Presidente turco ameaça vetar Finlândia e Suécia na Otan se não cumprirem promessa

Recep Tayyip Erdogan assinou documento em que se compromete a aceitar países após impor exigências a finlandeses e suecos

Agência EFE

Resumindo a Notícia

  • Presidente turco reforçou que Finlândia e Suécia devem cumprir promessas para entrar na Otan
  • Recep Tayyip Erdogan voltou a dizer que países vão cooperar com desejos turcos
  • Turquia afirma que Finlândia e Suécia abrigam curdos, os quais o país vê como terroristas
Presidente da Turquia, Recep Tayyip Erdogan, em discurso durante cúpula da Otan

Presidente da Turquia, Recep Tayyip Erdogan, em discurso durante cúpula da Otan

Gabriel Bouys/AFP - 30.06.2022

O presidente da Turquia, Recep Tayyip Erdogan, advertiu nesta quinta-feira (30) que fará com que a Suécia e a Finlândia honrem os compromissos assumidos para que seu país não vete a entrada de ambas na Otan (Organização do Tratado do Atlântico Norte), e que, caso contrário, o Parlamento turco não vai aprovar o processo de adesão.

"Este é o começo. Vamos acompanhar de perto a implementação das promessas feitas no memorando e tomar as medidas necessárias", disse o líder turco em uma entrevista coletiva no fim da cúpula da Otan, em Madri, referindo-se ao documento assinado pelos três países na última terça-feira (28), que destravou o trâmite de adesão.

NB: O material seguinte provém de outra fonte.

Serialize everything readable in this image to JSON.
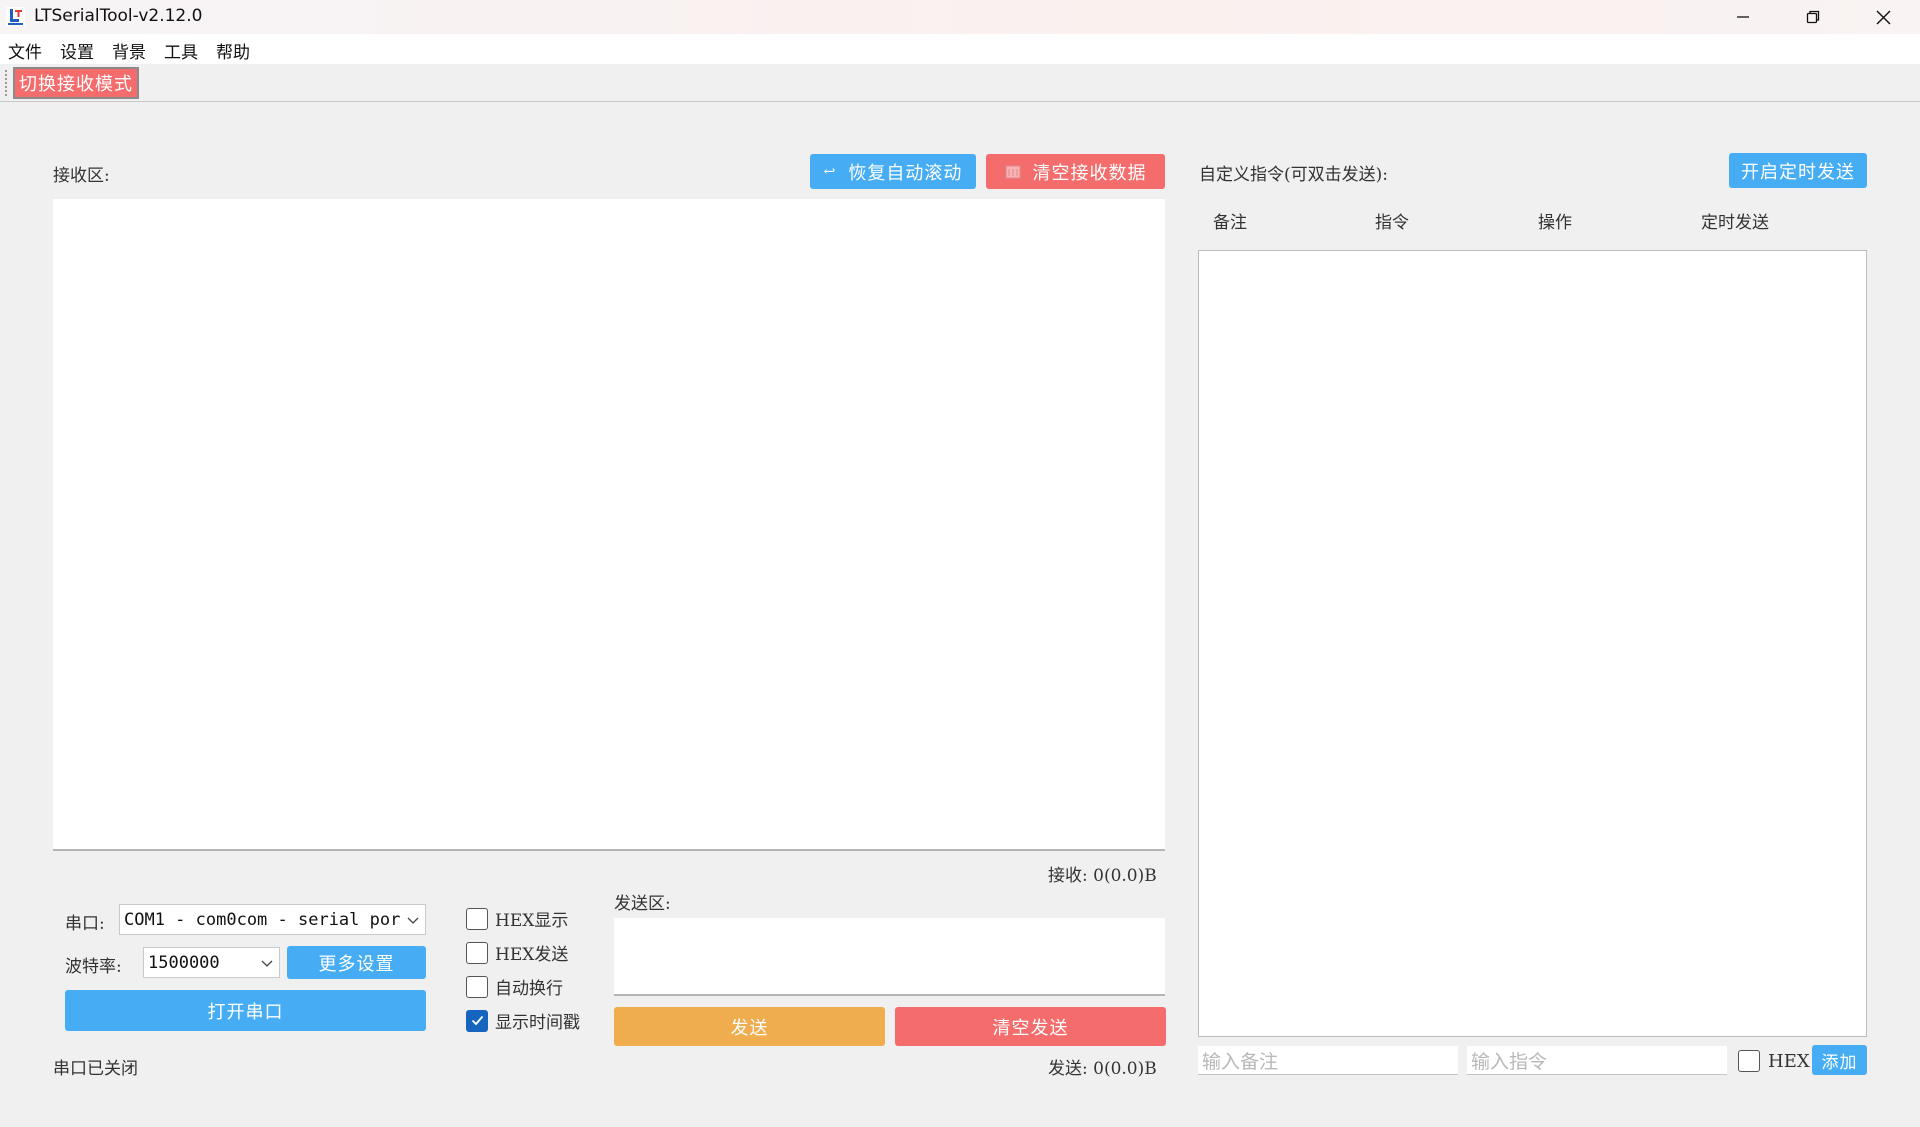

"Este não é um processo rápido. Eles sabem que o PKK e o YPG [dois grupos armados curdos] têm que ser eliminados. Eles têm que mudar suas leis para isso, e medidas têm que ser tomadas", declarou Erdogan, que havia vetado os países por acreditar que ambos fornecem apoio e abrigo seguro a grupos, especialmente curdos, que ele descreve como terroristas.

Erdogan ressaltou hoje que os compromissos da Suécia incluem a extradição de 73 pessoas para a Turquia, uma reivindicação sobre a qual ele foi reiteradamente questionado pela imprensa nórdica.

"Essa é a promessa. E vão mantê-la", disse.

O PKK, grupo guerrilheiro curdo ativo na Turquia, é considerado terrorista pela União Europeia e pelos Estados Unidos, mas o YPG é uma milícia síria aliada a Washington em sua luta contra o grupo jihadista Estado Islâmico.

A União Europeia advertiu no passado que centenas de pessoas, incluindo políticos da oposição, foram presas na Turquia sob acusação de terrorismo.

Hoje, ao ser indagado se a Turquia tem um lugar na Otan quando dezenas de jornalistas estão presos no país, Erdogan chamou a afirmação de "desinformação" e disse que não há repórteres atrás das grades na Turquia.